If you have a round chimney brush to fit your pipe, the kind with the loops or eyes on each end, and the pipe is vertical, you can melt lead and stick one end in the lead and let it harden, the weight of the lead will pull the brush down the pipe for you.

I used a piece of steel pipe, for the mold on the one I made, it made a twenty pound weight and it pulls the brush just fine.


----------



## CulexPipiens (Nov 17, 2010)

On a more basic level, any recommendations on a wood stove? I've added one to my "to get" list as funds become available. It will need to heat a bit over 1000 sq/ft and would be a retro fit. If SHTF happens will also be used for cooking on too. Midwest winters if that helps.

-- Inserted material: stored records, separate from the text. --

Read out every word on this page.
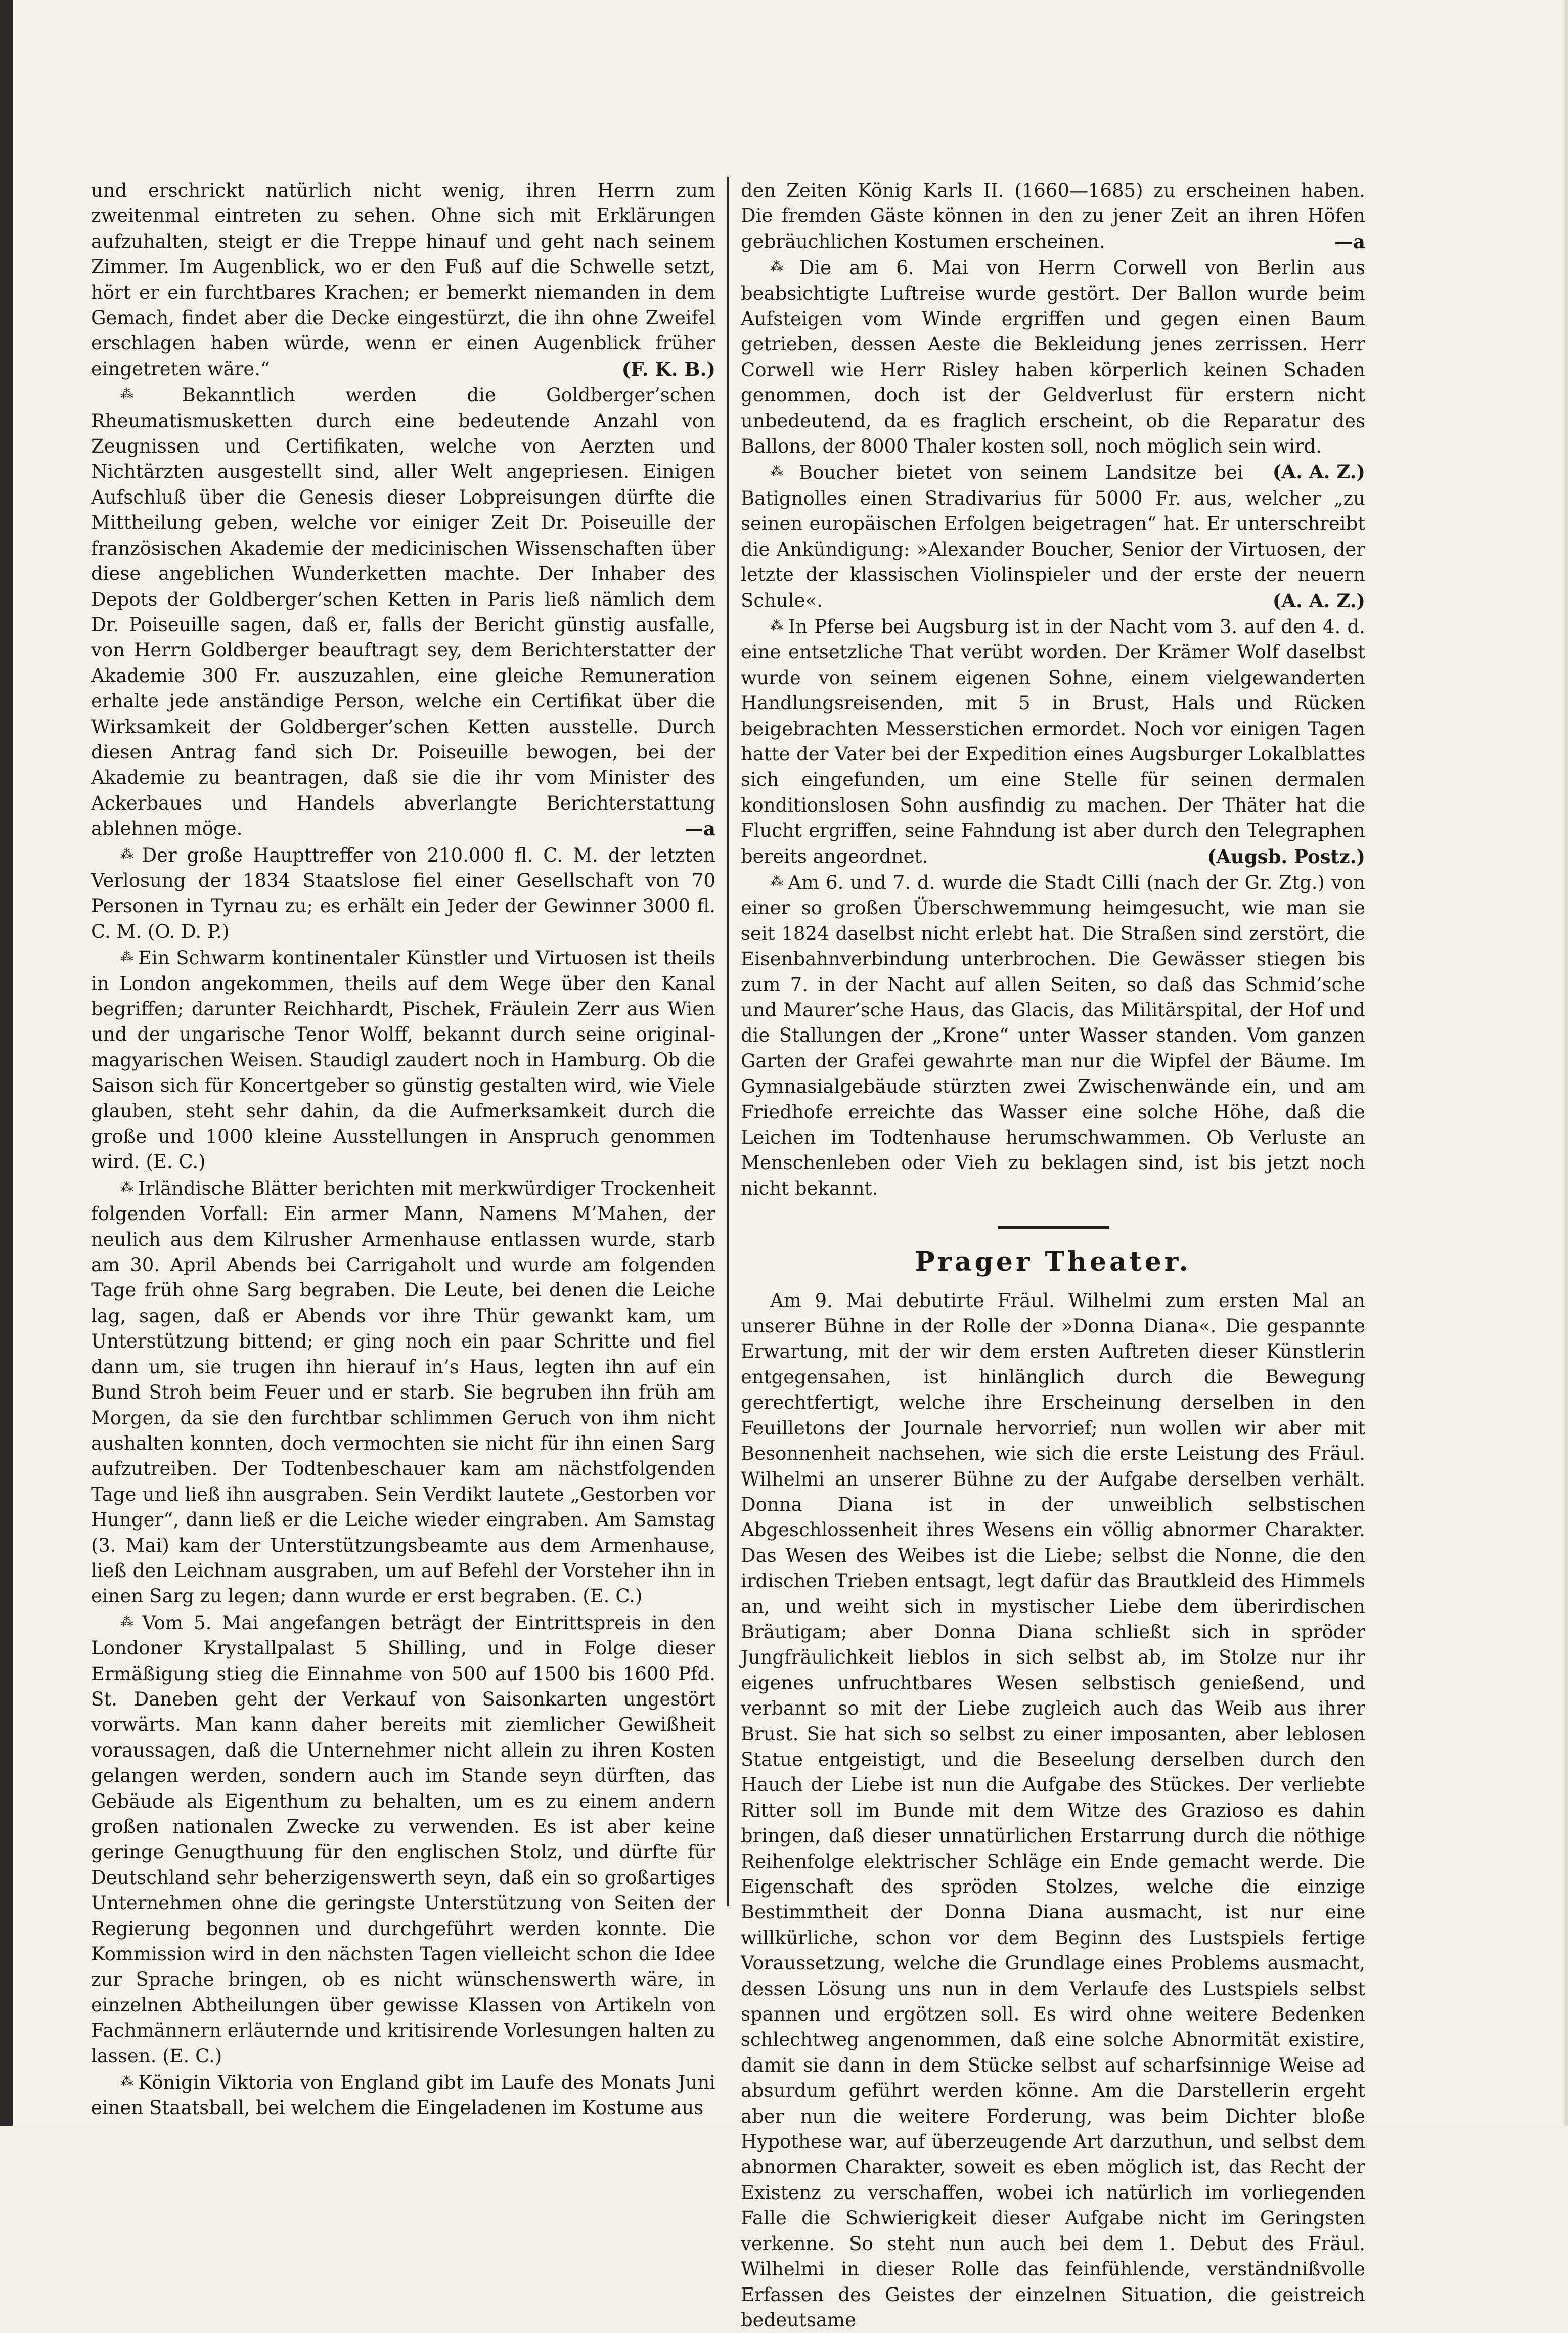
und erschrickt natürlich nicht wenig, ihren Herrn zum zweitenmal eintreten zu sehen. Ohne sich mit Erklärungen aufzuhalten, steigt er die Treppe hinauf und geht nach seinem Zimmer. Im Augenblick, wo er den Fuß auf die Schwelle setzt, hört er ein furchtbares Krachen; er bemerkt niemanden in dem Gemach, findet aber die Decke eingestürzt, die ihn ohne Zweifel erschlagen haben würde, wenn er einen Augenblick früher eingetreten wäre.“	(F. K. B.)

⁂ Bekanntlich werden die Goldberger’schen Rheumatismusketten durch eine bedeutende Anzahl von Zeugnissen und Certifikaten, welche von Aerzten und Nichtärzten ausgestellt sind, aller Welt angepriesen. Einigen Aufschluß über die Genesis dieser Lobpreisungen dürfte die Mittheilung geben, welche vor einiger Zeit Dr. Poiseuille der französischen Akademie der medicinischen Wissenschaften über diese angeblichen Wunderketten machte. Der Inhaber des Depots der Goldberger’schen Ketten in Paris ließ nämlich dem Dr. Poiseuille sagen, daß er, falls der Bericht günstig ausfalle, von Herrn Goldberger beauftragt sey, dem Berichterstatter der Akademie 300 Fr. auszuzahlen, eine gleiche Remuneration erhalte jede anständige Person, welche ein Certifikat über die Wirksamkeit der Goldberger’schen Ketten ausstelle. Durch diesen Antrag fand sich Dr. Poiseuille bewogen, bei der Akademie zu beantragen, daß sie die ihr vom Minister des Ackerbaues und Handels abverlangte Berichterstattung ablehnen möge.	—a

⁂ Der große Haupttreffer von 210.000 fl. C. M. der letzten Verlosung der 1834 Staatslose fiel einer Gesellschaft von 70 Personen in Tyrnau zu; es erhält ein Jeder der Gewinner 3000 fl. C. M. (O. D. P.)

⁂ Ein Schwarm kontinentaler Künstler und Virtuosen ist theils in London angekommen, theils auf dem Wege über den Kanal begriffen; darunter Reichhardt, Pischek, Fräulein Zerr aus Wien und der ungarische Tenor Wolff, bekannt durch seine original-magyarischen Weisen. Staudigl zaudert noch in Hamburg. Ob die Saison sich für Koncertgeber so günstig gestalten wird, wie Viele glauben, steht sehr dahin, da die Aufmerksamkeit durch die große und 1000 kleine Ausstellungen in Anspruch genommen wird. (E. C.)

⁂ Irländische Blätter berichten mit merkwürdiger Trockenheit folgenden Vorfall: Ein armer Mann, Namens M’Mahen, der neulich aus dem Kilrusher Armenhause entlassen wurde, starb am 30. April Abends bei Carrigaholt und wurde am folgenden Tage früh ohne Sarg begraben. Die Leute, bei denen die Leiche lag, sagen, daß er Abends vor ihre Thür gewankt kam, um Unterstützung bittend; er ging noch ein paar Schritte und fiel dann um, sie trugen ihn hierauf in’s Haus, legten ihn auf ein Bund Stroh beim Feuer und er starb. Sie begruben ihn früh am Morgen, da sie den furchtbar schlimmen Geruch von ihm nicht aushalten konnten, doch vermochten sie nicht für ihn einen Sarg aufzutreiben. Der Todtenbeschauer kam am nächstfolgenden Tage und ließ ihn ausgraben. Sein Verdikt lautete „Gestorben vor Hunger“, dann ließ er die Leiche wieder eingraben. Am Samstag (3. Mai) kam der Unterstützungsbeamte aus dem Armenhause, ließ den Leichnam ausgraben, um auf Befehl der Vorsteher ihn in einen Sarg zu legen; dann wurde er erst begraben. (E. C.)

⁂ Vom 5. Mai angefangen beträgt der Eintrittspreis in den Londoner Krystallpalast 5 Shilling, und in Folge dieser Ermäßigung stieg die Einnahme von 500 auf 1500 bis 1600 Pfd. St. Daneben geht der Verkauf von Saisonkarten ungestört vorwärts. Man kann daher bereits mit ziemlicher Gewißheit voraussagen, daß die Unternehmer nicht allein zu ihren Kosten gelangen werden, sondern auch im Stande seyn dürften, das Gebäude als Eigenthum zu behalten, um es zu einem andern großen nationalen Zwecke zu verwenden. Es ist aber keine geringe Genugthuung für den englischen Stolz, und dürfte für Deutschland sehr beherzigenswerth seyn, daß ein so großartiges Unternehmen ohne die geringste Unterstützung von Seiten der Regierung begonnen und durchgeführt werden konnte. Die Kommission wird in den nächsten Tagen vielleicht schon die Idee zur Sprache bringen, ob es nicht wünschenswerth wäre, in einzelnen Abtheilungen über gewisse Klassen von Artikeln von Fachmännern erläuternde und kritisirende Vorlesungen halten zu lassen. (E. C.)

⁂ Königin Viktoria von England gibt im Laufe des Monats Juni einen Staatsball, bei welchem die Eingeladenen im Kostume aus

den Zeiten König Karls II. (1660—1685) zu erscheinen haben. Die fremden Gäste können in den zu jener Zeit an ihren Höfen gebräuchlichen Kostumen erscheinen.	—a

⁂ Die am 6. Mai von Herrn Corwell von Berlin aus beabsichtigte Luftreise wurde gestört. Der Ballon wurde beim Aufsteigen vom Winde ergriffen und gegen einen Baum getrieben, dessen Aeste die Bekleidung jenes zerrissen. Herr Corwell wie Herr Risley haben körperlich keinen Schaden genommen, doch ist der Geldverlust für erstern nicht unbedeutend, da es fraglich erscheint, ob die Reparatur des Ballons, der 8000 Thaler kosten soll, noch möglich sein wird.
(A. A. Z.)

⁂ Boucher bietet von seinem Landsitze bei Batignolles einen Stradivarius für 5000 Fr. aus, welcher „zu seinen europäischen Erfolgen beigetragen“ hat. Er unterschreibt die Ankündigung: »Alexander Boucher, Senior der Virtuosen, der letzte der klassischen Violinspieler und der erste der neuern Schule«.	(A. A. Z.)

⁂ In Pferse bei Augsburg ist in der Nacht vom 3. auf den 4. d. eine entsetzliche That verübt worden. Der Krämer Wolf daselbst wurde von seinem eigenen Sohne, einem vielgewanderten Handlungsreisenden, mit 5 in Brust, Hals und Rücken beigebrachten Messerstichen ermordet. Noch vor einigen Tagen hatte der Vater bei der Expedition eines Augsburger Lokalblattes sich eingefunden, um eine Stelle für seinen dermalen konditionslosen Sohn ausfindig zu machen. Der Thäter hat die Flucht ergriffen, seine Fahndung ist aber durch den Telegraphen bereits angeordnet.	(Augsb. Postz.)

⁂ Am 6. und 7. d. wurde die Stadt Cilli (nach der Gr. Ztg.) von einer so großen Überschwemmung heimgesucht, wie man sie seit 1824 daselbst nicht erlebt hat. Die Straßen sind zerstört, die Eisenbahnverbindung unterbrochen. Die Gewässer stiegen bis zum 7. in der Nacht auf allen Seiten, so daß das Schmid’sche und Maurer’sche Haus, das Glacis, das Militärspital, der Hof und die Stallungen der „Krone“ unter Wasser standen. Vom ganzen Garten der Grafei gewahrte man nur die Wipfel der Bäume. Im Gymnasialgebäude stürzten zwei Zwischenwände ein, und am Friedhofe erreichte das Wasser eine solche Höhe, daß die Leichen im Todtenhause herumschwammen. Ob Verluste an Menschenleben oder Vieh zu beklagen sind, ist bis jetzt noch nicht bekannt.

Prager Theater.

Am 9. Mai debutirte Fräul. Wilhelmi zum ersten Mal an unserer Bühne in der Rolle der »Donna Diana«. Die gespannte Erwartung, mit der wir dem ersten Auftreten dieser Künstlerin entgegensahen, ist hinlänglich durch die Bewegung gerechtfertigt, welche ihre Erscheinung derselben in den Feuilletons der Journale hervorrief; nun wollen wir aber mit Besonnenheit nachsehen, wie sich die erste Leistung des Fräul. Wilhelmi an unserer Bühne zu der Aufgabe derselben verhält. Donna Diana ist in der unweiblich selbstischen Abgeschlossenheit ihres Wesens ein völlig abnormer Charakter. Das Wesen des Weibes ist die Liebe; selbst die Nonne, die den irdischen Trieben entsagt, legt dafür das Brautkleid des Himmels an, und weiht sich in mystischer Liebe dem überirdischen Bräutigam; aber Donna Diana schließt sich in spröder Jungfräulichkeit lieblos in sich selbst ab, im Stolze nur ihr eigenes unfruchtbares Wesen selbstisch genießend, und verbannt so mit der Liebe zugleich auch das Weib aus ihrer Brust. Sie hat sich so selbst zu einer imposanten, aber leblosen Statue entgeistigt, und die Beseelung derselben durch den Hauch der Liebe ist nun die Aufgabe des Stückes. Der verliebte Ritter soll im Bunde mit dem Witze des Grazioso es dahin bringen, daß dieser unnatürlichen Erstarrung durch die nöthige Reihenfolge elektrischer Schläge ein Ende gemacht werde. Die Eigenschaft des spröden Stolzes, welche die einzige Bestimmtheit der Donna Diana ausmacht, ist nur eine willkürliche, schon vor dem Beginn des Lustspiels fertige Voraussetzung, welche die Grundlage eines Problems ausmacht, dessen Lösung uns nun in dem Verlaufe des Lustspiels selbst spannen und ergötzen soll. Es wird ohne weitere Bedenken schlechtweg angenommen, daß eine solche Abnormität existire, damit sie dann in dem Stücke selbst auf scharfsinnige Weise ad absurdum geführt werden könne. Am die Darstellerin ergeht aber nun die weitere Forderung, was beim Dichter bloße Hypothese war, auf überzeugende Art darzuthun, und selbst dem abnormen Charakter, soweit es eben möglich ist, das Recht der Existenz zu verschaffen, wobei ich natürlich im vorliegenden Falle die Schwierigkeit dieser Aufgabe nicht im Geringsten verkenne. So steht nun auch bei dem 1. Debut des Fräul. Wilhelmi in dieser Rolle das feinfühlende, verständnißvolle Erfassen des Geistes der einzelnen Situation, die geistreich bedeutsame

I've seen them at Menards for $500ish but also online for in excess of $2000. We've used a few at lodges on vacation and were impressed with the heat they put out.


----------



## goshengirl (Dec 18, 2010)

Check out a Tractor Supply Company if you have one hear you. They have a decent selection (at least, the did about November). They had one for about $300 that's the kind you cook on, but I don't know what the square footage is on that one....


----------



## aluminum (Mar 29, 2009)

One of the things you should watch out for if you are getting a woodstove for SHTF situations... Get one that does NOT have a fan in it that is the major source of recovering heat from the stove. Unless, of course you have the solar/wind/hydro power to run it. Mine will run down my battery bank (granted, it is small) in one night if the electricity goes out... I do have a back-up stove that doesnt use fans, but is ugly (who cares in SHTF) and not as efficient.


----------



## worldengineer (Sep 20, 2010)

Put away some CSL, or similar products along with burshes. Chimeny fire anytime can be deadly, especially post SHTF.


----------



## SwampRat (May 31, 2010)

I have a Napoliean (sp?) stove. No elec. Just radiant heat. I have it in the entrance way of my 1600sqft ranch home. Sometimes its so hot in the house that I am wearing shorts!...in the middle of a Wisconsin winter! Whatever stove you get, get brushes to clean the chimney, a GOOD set of tools (poker, tongs,etc) a metal bucket for ashes, and good SEASONED wood!


----------



## TheAnt (Jun 7, 2011)

I have one just like this one in my back yard for having fires just for fun. I would look for something like this (maybe just a bit bigger) if I were wanting to heat the house but this one would work. I grew up with a wood stove that is slightly bigger than this one and I love that thing. I told Mom and Dad if they left only one thing to me when they pass away I wanted the wood stove!


----------



## SwampRat (May 31, 2010)

TheAnt said:


> I have one just like this one in my back yard for having fires just for fun. I would look for something like this (maybe just a bit bigger) if I were wanting to heat the house but this one would work. I grew up with a wood stove that is slightly bigger than this one and I love that thing. I told Mom and Dad if they left only one thing to me when they pass away I wanted the wood stove!


I have a brand new one JUST like that one in my garage. Not hooked up yet. I was going to put it in a cabin at one point...


----------